Dados publicados pelo Estadão (veja aqui), na última terça-feira, 8 de junho 2022, e repercutidos em toda amida nacional, reafirmam que a fome no Brasil voltou a patamares registrados há duas décadas, informação do 2º Inquérito Nacional sobre Insegurança Alimentar no Contexto da Pandemia da COVID-19, da Rede PENSSAM. A instituição é respeitada internacionalmente e seus dados coincidem com os dados da ONU, da FAO, FGV Social e IBGE.
São 33,1 milhões de pessoas que não tem o que comer no Brasil, 14 milhões a mais do que em 2021. Causas: desmonte das políticas públicas de 2004 a 2013, que começaram a fazer água a partir de 2014, com o agravamento da crise econômica e acirramento das desigualdades sociais. Tudo somado, em 7 anos a fome no Brasil dobrou.
Como empresa, portanto, cabe indagar: temos contribuído de forma efetiva em nossa responsabilidade social? Sim e Não. Sim, porque recolhemos aos cofres públicos, notadamente federais, 75% da riqueza gerada pelo Polo Industrial de Manaus. Isso não impede que constatemos baixíssimos IDHs. Por isso podemos dizer que não estamos contribuindo efetivamente porque estes recursos não chegam aos seus destinatários para cumprir seus propósitos sociais como determina a Carta Magna do Brasil. Maior parte fica pelo caminho e não evita, por isso, que o Amazonas seja, juntamente com o Maranhão, o estado mais empobrecido do Brasil.
Sobram duas tarefas para enfrentar essas contradições: trabalhar institucionalmente para mudar as distorções deste grave equívoco de ser um Estado pobre que ajuda a levar o país nas costas. Precisaríamos mobilizar a bancada federal da Amazônia… Ou lutar juridicamente para que a Lei seja cumprida.
Entretanto, em qualquer cenário, não podemos virar as costas para os despossuídos. Depois de dois anos em que atuamos com a Igreja Católica, Evangélica, na capital e no interior, atendendo em torno de uma centena de entidades filantrópicas, além de acudir a população de outros estados alcançados por tragédias climáticas. E por isso podemos apenas dizer à sociedade que já fizemos nossa parte como se os problemas da fome e da miséria estivessem acabados.

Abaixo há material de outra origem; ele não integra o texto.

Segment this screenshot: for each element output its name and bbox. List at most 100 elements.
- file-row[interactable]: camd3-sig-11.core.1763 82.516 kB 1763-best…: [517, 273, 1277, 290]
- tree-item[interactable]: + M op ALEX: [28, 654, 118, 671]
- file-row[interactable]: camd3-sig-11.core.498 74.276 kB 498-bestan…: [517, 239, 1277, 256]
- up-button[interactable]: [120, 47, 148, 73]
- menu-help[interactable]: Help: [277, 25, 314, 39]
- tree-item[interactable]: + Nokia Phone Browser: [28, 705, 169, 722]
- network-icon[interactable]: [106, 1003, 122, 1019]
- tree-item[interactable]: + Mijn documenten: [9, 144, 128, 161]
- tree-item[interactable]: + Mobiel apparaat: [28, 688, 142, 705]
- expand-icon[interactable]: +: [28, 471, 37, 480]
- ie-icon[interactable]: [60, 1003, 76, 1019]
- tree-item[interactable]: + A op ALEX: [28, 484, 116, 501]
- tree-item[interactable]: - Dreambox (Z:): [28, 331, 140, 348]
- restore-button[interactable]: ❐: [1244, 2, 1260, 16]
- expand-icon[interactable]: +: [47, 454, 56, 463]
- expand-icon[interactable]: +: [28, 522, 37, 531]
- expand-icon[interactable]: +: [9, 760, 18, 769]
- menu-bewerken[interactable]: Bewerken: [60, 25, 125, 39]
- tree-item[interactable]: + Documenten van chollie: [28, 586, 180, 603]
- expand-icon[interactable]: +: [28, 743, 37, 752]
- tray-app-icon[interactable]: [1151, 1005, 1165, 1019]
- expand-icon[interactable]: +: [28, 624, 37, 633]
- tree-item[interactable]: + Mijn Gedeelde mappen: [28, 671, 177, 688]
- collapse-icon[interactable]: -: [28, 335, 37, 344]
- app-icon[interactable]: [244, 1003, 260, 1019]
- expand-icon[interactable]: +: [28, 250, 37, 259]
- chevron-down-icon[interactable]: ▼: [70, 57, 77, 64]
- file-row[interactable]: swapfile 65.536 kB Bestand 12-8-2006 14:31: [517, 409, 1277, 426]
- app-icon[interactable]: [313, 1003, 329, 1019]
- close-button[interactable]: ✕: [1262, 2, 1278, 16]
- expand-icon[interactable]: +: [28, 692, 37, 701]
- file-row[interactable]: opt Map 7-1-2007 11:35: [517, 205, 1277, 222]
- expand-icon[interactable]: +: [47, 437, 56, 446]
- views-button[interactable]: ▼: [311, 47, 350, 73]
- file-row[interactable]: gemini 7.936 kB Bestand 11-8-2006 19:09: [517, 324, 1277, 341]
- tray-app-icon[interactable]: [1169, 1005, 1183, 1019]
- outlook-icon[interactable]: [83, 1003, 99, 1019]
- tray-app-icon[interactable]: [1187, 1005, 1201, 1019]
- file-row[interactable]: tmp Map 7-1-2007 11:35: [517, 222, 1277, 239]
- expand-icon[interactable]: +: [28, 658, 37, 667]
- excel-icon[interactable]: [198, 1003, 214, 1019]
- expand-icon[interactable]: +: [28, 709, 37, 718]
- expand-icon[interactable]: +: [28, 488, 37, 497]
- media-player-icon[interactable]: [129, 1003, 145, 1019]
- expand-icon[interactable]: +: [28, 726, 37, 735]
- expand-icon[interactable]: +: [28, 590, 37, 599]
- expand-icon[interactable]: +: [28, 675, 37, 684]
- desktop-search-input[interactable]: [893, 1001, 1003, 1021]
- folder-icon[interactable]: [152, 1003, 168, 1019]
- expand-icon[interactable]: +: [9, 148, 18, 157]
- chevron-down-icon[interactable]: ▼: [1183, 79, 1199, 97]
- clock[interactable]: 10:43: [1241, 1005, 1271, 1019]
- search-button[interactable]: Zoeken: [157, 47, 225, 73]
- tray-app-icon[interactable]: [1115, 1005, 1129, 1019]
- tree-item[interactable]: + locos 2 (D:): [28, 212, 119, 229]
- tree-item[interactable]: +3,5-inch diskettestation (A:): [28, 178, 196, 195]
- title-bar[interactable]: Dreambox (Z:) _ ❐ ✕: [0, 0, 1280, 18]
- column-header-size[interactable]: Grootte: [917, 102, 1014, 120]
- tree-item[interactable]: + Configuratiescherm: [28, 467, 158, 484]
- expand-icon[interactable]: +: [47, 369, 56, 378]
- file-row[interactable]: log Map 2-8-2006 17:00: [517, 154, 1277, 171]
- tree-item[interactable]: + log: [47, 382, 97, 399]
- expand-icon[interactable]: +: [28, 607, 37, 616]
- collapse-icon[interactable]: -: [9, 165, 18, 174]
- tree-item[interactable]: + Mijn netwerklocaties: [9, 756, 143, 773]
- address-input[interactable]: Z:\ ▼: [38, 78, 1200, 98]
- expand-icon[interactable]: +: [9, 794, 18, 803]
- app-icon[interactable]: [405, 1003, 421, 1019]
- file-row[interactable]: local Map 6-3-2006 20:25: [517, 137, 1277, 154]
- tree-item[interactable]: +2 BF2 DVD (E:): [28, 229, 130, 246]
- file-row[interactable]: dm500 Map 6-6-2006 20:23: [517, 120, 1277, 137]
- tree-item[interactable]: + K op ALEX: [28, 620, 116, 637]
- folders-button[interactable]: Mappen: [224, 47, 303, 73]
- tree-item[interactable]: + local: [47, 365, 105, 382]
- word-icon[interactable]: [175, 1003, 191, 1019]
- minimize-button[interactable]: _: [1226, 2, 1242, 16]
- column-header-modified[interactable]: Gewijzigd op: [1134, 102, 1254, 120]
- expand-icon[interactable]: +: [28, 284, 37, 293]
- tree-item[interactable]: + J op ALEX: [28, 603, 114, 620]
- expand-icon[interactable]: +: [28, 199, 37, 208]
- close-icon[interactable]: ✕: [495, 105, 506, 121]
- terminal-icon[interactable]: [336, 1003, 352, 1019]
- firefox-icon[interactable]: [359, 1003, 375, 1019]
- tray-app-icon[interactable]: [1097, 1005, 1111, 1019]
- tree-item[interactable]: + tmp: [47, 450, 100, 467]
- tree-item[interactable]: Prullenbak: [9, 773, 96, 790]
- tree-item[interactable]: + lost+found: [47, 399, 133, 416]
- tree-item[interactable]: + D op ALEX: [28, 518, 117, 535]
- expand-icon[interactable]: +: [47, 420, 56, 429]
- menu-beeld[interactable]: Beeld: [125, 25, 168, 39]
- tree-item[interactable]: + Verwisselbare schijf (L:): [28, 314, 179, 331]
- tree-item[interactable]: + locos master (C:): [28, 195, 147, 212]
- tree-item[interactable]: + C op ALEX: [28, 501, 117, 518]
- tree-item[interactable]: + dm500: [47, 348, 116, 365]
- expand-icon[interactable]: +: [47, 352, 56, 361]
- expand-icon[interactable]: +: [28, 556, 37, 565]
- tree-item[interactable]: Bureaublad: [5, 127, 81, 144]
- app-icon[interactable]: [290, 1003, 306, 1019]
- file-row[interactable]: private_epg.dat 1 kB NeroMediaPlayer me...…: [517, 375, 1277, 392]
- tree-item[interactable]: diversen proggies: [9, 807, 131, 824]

Muito pelo contrário. Suspender nossa contribuição significa admitir que fomos tomados momentaneamente por um surto solidário diante de um problema crônico, dramático, pelo qual somos todos responsáveis. E isso já foi superado? Não foi. Dizer que já pagamos impostos e cumprimos nossa responsabilidade social e não temos culpa se a nossa contribuição não chega ao seu destinatário, é adotar o gesto de lavar as mãos como fez Pôncio Pilatos.
A história é impiedosa quando aponta a hipocrisia deste gesto milenar. Não podemos nos omitir nem nos dispersar. Apenas seguir contribuindo. É o que pedimos a cada uma das empresas com quem repartimos essa luta e que podem, efetivamente, colaborar.
Contribua, faça sua doação fazer a diferença! Isso não é assistencialismo bem esmola, é um nobre gesto humanitário. A causa é justa, e muito urgente, POIS A FOME – vamos repetir exaustivamente – NÃO PODE ESPERAR !!!